Шрифт:
Интервал:
Закладка:
Комбат говорил об этой начальственной дури с какой-то покорностью, как о неизбежном зле. Блохи тоже собаку кусают, что не мешает ей служить хозяину верой и правдой.
— Не лезли бы эти проверяющие со своими указаниями, не дергали бы личный состав дурацкими приказами, а дали бы отмашку: «Вперёд!», так мы бы давно уже и Волчанск, и Купянск, и Изюм взяли бы. Дух у ребят боевой, руки чешутся, только вот с головой не дружим. Ни «квадриков» тебе, ни «теплаков», зато боевые листки подавай. Умники. А что в них писать? Что утонули в окопах да блиндажах? Мы ж во второй линии, мы воевать хотим, а нас третий месяц мурыжат и ребят на передке не меняют. Поговоришь-послушаешь: от комвзвода до комбрига все так считают, а выше что, дебилы? Или какая-то очень стратегическая стратегия?
3
Практически ни одна поездка не обходится без накладок, несуразностей, нелепостей, а виной всему наш природный русский «авось», дурость, лень, бестолковость, недомыслие, самонадеянность, неорганизованность и всё остальное, без чего наша жизнь становится пресной и какой-то по-немецки размеренной.

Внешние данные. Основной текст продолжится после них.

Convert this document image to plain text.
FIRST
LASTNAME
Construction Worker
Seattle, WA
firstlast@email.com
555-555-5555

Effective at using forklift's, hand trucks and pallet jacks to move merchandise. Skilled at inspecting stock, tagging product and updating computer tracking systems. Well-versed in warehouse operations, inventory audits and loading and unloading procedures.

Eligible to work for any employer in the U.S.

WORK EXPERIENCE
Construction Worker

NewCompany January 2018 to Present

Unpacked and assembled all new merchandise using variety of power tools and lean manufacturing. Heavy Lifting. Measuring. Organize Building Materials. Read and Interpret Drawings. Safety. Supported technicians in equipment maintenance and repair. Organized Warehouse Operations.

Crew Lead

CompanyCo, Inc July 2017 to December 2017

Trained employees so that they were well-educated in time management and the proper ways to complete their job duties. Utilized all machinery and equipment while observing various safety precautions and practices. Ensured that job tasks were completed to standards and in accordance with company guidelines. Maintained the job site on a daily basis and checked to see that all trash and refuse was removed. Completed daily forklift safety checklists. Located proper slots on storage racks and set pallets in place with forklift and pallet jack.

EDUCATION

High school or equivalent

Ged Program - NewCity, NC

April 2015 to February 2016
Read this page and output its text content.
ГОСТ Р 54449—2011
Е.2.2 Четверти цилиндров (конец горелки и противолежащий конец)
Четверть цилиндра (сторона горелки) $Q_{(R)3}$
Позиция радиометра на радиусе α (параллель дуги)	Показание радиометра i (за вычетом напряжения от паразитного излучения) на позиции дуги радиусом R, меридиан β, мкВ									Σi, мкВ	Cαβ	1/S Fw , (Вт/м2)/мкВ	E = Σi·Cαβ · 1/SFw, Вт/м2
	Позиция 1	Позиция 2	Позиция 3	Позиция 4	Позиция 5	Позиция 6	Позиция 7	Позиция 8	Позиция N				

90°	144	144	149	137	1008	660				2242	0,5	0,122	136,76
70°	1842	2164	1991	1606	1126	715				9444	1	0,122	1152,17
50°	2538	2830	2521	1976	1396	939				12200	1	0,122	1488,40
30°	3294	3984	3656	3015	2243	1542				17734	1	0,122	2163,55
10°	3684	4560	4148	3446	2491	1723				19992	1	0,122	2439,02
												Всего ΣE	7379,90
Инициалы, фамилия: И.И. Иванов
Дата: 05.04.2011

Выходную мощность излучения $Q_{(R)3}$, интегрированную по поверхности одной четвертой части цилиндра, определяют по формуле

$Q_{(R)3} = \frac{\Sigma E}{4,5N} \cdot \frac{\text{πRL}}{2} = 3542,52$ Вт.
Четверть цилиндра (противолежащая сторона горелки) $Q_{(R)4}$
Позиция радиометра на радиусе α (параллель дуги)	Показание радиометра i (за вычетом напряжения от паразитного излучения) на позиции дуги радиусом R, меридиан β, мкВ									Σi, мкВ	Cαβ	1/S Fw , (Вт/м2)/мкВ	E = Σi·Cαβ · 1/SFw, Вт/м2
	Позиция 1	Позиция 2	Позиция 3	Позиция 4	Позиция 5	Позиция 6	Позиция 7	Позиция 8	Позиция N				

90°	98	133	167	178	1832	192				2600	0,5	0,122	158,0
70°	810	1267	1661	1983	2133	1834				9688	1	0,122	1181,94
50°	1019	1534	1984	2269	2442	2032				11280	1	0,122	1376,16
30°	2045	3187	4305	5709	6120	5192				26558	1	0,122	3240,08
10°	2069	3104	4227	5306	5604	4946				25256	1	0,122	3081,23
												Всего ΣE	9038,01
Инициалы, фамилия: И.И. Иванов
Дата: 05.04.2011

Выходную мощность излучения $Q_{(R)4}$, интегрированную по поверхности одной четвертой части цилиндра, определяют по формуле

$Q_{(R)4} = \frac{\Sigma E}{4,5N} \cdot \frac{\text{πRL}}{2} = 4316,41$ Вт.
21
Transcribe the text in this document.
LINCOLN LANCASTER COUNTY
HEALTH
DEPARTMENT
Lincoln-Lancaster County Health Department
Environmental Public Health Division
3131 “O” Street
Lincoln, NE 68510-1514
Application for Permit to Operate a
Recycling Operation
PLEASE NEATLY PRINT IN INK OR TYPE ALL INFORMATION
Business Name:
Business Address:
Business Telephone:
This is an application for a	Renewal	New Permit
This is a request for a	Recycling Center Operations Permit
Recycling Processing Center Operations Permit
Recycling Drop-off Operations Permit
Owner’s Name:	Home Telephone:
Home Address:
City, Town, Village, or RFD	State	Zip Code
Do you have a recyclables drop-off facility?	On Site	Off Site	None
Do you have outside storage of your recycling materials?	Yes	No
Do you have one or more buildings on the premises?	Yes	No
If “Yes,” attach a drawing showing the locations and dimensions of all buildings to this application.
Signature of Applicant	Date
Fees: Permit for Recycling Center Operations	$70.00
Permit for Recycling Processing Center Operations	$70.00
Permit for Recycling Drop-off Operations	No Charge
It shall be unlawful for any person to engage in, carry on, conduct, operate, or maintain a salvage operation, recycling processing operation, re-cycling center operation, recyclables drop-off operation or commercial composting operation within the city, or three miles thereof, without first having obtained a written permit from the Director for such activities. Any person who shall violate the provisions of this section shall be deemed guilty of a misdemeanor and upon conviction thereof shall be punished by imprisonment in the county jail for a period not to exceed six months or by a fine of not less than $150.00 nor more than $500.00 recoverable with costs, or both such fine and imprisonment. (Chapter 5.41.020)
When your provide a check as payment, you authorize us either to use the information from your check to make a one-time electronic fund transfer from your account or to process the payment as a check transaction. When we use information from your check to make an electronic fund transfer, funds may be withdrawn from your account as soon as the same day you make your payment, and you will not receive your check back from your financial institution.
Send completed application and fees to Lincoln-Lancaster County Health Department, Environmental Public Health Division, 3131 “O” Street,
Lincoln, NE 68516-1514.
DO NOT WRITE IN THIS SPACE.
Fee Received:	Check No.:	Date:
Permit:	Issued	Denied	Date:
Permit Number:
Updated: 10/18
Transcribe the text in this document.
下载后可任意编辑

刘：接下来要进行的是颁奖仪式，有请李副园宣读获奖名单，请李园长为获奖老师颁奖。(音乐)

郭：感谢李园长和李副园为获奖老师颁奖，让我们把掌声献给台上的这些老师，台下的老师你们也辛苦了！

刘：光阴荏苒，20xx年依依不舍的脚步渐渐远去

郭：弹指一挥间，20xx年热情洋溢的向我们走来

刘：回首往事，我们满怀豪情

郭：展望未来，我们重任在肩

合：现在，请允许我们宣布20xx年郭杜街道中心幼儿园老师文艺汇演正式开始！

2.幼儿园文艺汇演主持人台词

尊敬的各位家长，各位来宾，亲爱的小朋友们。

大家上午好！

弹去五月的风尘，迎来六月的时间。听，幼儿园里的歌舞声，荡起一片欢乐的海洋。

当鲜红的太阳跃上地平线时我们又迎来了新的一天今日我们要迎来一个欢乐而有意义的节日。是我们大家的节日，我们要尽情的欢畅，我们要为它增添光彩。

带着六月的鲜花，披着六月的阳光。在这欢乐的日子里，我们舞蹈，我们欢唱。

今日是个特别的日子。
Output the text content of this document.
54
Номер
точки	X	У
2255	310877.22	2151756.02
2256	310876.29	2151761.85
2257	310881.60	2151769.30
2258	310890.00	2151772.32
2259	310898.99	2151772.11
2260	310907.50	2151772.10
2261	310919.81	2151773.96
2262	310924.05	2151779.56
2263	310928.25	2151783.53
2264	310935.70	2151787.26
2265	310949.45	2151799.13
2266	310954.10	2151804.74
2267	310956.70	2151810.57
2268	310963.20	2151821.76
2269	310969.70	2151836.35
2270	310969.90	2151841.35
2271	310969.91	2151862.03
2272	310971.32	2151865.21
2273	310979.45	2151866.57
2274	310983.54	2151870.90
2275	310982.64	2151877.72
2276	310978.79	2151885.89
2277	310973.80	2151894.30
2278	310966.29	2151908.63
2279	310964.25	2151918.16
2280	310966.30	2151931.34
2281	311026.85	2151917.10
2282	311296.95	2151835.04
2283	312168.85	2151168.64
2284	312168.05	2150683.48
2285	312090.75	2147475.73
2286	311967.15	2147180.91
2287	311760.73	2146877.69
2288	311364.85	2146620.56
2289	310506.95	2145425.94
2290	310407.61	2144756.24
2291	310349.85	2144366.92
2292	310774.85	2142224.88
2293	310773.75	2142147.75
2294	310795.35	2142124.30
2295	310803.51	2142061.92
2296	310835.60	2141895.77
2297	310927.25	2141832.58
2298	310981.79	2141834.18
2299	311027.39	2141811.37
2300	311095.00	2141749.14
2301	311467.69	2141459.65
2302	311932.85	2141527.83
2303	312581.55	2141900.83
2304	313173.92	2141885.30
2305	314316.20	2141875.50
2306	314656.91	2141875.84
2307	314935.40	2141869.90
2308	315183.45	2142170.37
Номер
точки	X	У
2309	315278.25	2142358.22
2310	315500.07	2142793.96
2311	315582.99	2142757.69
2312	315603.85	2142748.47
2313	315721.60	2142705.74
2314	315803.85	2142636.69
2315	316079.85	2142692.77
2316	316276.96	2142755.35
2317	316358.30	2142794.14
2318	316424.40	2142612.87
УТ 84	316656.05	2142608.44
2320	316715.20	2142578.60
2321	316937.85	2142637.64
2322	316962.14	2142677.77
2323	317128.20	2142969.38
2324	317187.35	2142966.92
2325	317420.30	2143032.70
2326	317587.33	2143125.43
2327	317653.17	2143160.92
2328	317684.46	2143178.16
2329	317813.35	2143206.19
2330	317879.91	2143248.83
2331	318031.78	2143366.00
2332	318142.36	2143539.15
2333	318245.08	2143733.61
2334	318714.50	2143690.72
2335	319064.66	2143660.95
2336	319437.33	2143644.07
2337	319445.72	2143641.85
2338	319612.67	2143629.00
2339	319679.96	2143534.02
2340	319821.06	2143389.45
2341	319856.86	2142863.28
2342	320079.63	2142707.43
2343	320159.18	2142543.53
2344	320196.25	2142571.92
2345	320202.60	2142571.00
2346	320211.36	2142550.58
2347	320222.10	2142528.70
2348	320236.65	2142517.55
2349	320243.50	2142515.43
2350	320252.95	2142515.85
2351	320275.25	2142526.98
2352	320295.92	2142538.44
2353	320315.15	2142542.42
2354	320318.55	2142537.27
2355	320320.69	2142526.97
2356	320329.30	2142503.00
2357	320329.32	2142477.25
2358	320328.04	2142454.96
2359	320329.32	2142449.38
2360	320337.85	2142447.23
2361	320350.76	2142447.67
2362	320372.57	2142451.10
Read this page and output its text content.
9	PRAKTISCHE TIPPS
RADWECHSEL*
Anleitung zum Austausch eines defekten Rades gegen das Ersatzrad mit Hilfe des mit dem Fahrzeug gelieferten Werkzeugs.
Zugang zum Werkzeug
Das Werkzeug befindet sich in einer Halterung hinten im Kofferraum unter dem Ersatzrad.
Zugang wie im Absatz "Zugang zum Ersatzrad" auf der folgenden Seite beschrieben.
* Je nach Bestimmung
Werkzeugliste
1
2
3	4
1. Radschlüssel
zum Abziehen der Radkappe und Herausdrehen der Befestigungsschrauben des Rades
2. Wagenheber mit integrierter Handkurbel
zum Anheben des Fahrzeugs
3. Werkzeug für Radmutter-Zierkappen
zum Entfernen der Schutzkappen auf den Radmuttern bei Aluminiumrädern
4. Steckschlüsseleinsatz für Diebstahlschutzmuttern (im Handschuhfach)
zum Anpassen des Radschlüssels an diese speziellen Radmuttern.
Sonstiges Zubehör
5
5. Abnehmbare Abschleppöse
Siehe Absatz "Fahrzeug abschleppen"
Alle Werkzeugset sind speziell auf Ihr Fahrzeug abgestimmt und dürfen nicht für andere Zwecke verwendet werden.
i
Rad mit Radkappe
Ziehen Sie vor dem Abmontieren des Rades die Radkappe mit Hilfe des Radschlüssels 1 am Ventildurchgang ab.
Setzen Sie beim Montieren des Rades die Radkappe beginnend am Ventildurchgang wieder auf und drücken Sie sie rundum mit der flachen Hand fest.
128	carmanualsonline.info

Вот и на этот раз в хлам разрушенном городе, где вороны и те в редкость, угораздило угодить по глупости к «вагнерам». В плен — не в плен, но «изолировали». Ощущение не ахти, когда полная расслабуха, и ты по-кошачьи млеешь под солнышком, щедро в лицо швыряющем тепло пригоршнями, а через секунду между лопаток даже сквозь бушлат холодок от ствола автомата. И хлёсткое: «Быстрее!» Будешь плестись, перебирая ногами, — в лучшем случае прикладом в спину, а то можно и пулю схлопотать. Конечно же шальную.
Солнце купалось в искрящемся насте, плескалось, разбрызгивая тысячи искрящихся крохотных солнечных осколков, играющих на гранях алмазных кристалликов снега. Зато в тени, да ещё издали, он казался синими лужами, растекающимися от грязно-красных и грязно-белых развалин домов.
Было безветренно и по-весеннему тепло, подтаявший снег уже не скрипел морозно даже в тени, от слепящего солнечного света глаза сразу же начинали слезиться — поленился возвращаться в машину за защитными очками и теперь щурился, прикрывая ладонью глаза.
Это был наш пятый приезд в Попасную, или, как говорил Витя Носов, пятое пришествие. Все попытки вразумить его, что пришествие как-то неуместно употреблять, не возымели результата, хотя чуть-чуть скорректировал: мы — это явление.
— Явление Христа народу.
Теперь одно такое «явление» топало под конвоем по раздолбанной улице, мысленно моля Господа, чтобы он уберёг второе «явление» от вмешательства в ситуацию. И вообще кого-либо: со мною Хорват — и этого более чем достаточно. Он работал с «музыкантами», он кого-то наверняка знает из тех, кого знают они, может быть, даже из тех, кто принимает решения. Он вообще знает, что делать и что говорить.
Хорват идёт впереди с двумя «музыкантами» уверенно, не быстро, но и не медленно, не суетливо и с достоинством. Я волочусь следом, приотстав — как на грех, нога к такой скорости не готова, отстаёт, и со стороны походка наверняка напоминает скачущего в борозде старого грача — хромого и старого.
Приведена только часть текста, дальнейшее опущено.